Surprisingly few researchers have tackled this topic. "I was shocked at how little is known about the impacts of plastic on marine turtles," said lead author Sarah Nelms from the University of Exeter, in a press release.

"We know that discarded plastic poses a serious threat to wildlife, but this study shows that more research is urgently needed if we are to understand the scale of the problem," she added.

Sea turtles can become entangled in plastic debris while swimming and even on land, where trash can trap emerging nestlings fumbling toward the sea.
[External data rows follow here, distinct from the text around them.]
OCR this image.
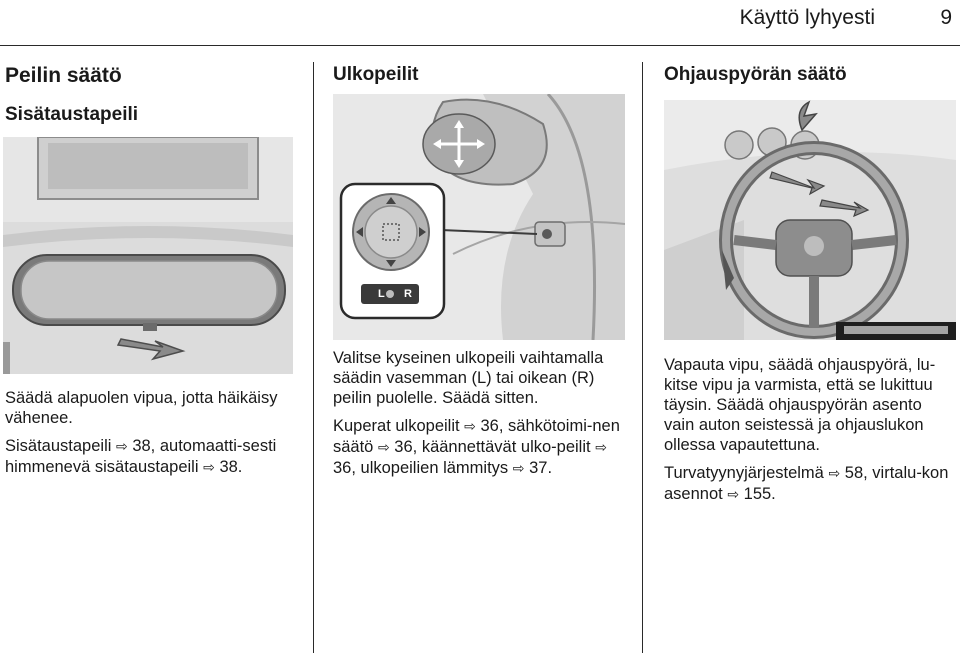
Käyttö lyhyesti	9
Peilin säätö
Sisätaustapeili

Säädä alapuolen vipua, jotta häikäisy vähenee.

Sisätaustapeili ⇨ 38, automaatti-sesti himmenevä sisätaustapeili ⇨ 38.

Ulkopeilit
L R

Valitse kyseinen ulkopeili vaihtamalla säädin vasemman (L) tai oikean (R) peilin puolelle. Säädä sitten.

Kuperat ulkopeilit ⇨ 36, sähkötoimi-nen säätö ⇨ 36, käännettävät ulko-peilit ⇨ 36, ulkopeilien lämmitys ⇨ 37.

Ohjauspyörän säätö

Vapauta vipu, säädä ohjauspyörä, lu-kitse vipu ja varmista, että se lukittuu täysin. Säädä ohjauspyörän asento vain auton seistessä ja ohjauslukon ollessa vapautettuna.

Turvatyynyjärjestelmä ⇨ 58, virtalu-kon asennot ⇨ 155.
Conservationists are daunted by the sheer scale of the plastics problem. As the authors write, “Plastic debris is now ubiquitous in the marine environment, affecting [creatures] from microscopic zooplankton to large vertebrates.” The debris poses a special threat to endangered species like the turtles, they add.

The hawksbill sea turtle's population has plummeted 80 percent over the last decade; the IUCN Red List classifies them as critically endangered in the wild. 

Plastics threaten non-turtle species as well. Researchers at CSIRO Oceans and Atmosphere estimate that approximately 90 percent of birds have ingested plastics in the past 30 years, up from just five percent in 1960.

The plastics problem will require a global effort to solve, as plastic may start out in one corner of the world, but winds, currents, and other factors spread plastic garbage to even parts of the ocean that have little to no human contact.

Plastic microbeads, popular in personal care products, have fallen under intense scrutiny in recent years. The tiny plastic spheres wash down consumers’ drains and end up in larger bodies of water, where they are frequently mistaken for food by fish, seabirds, and other aquatic creatures.

Seven states have already banned their use, and four other states have pending legislation to follow suit. The Christian Science Monitor's Kelsey Warner reported that four European countries are pressing the EU to prohibit their use in cosmetics, while Australia will begin phasing out microbeads next year.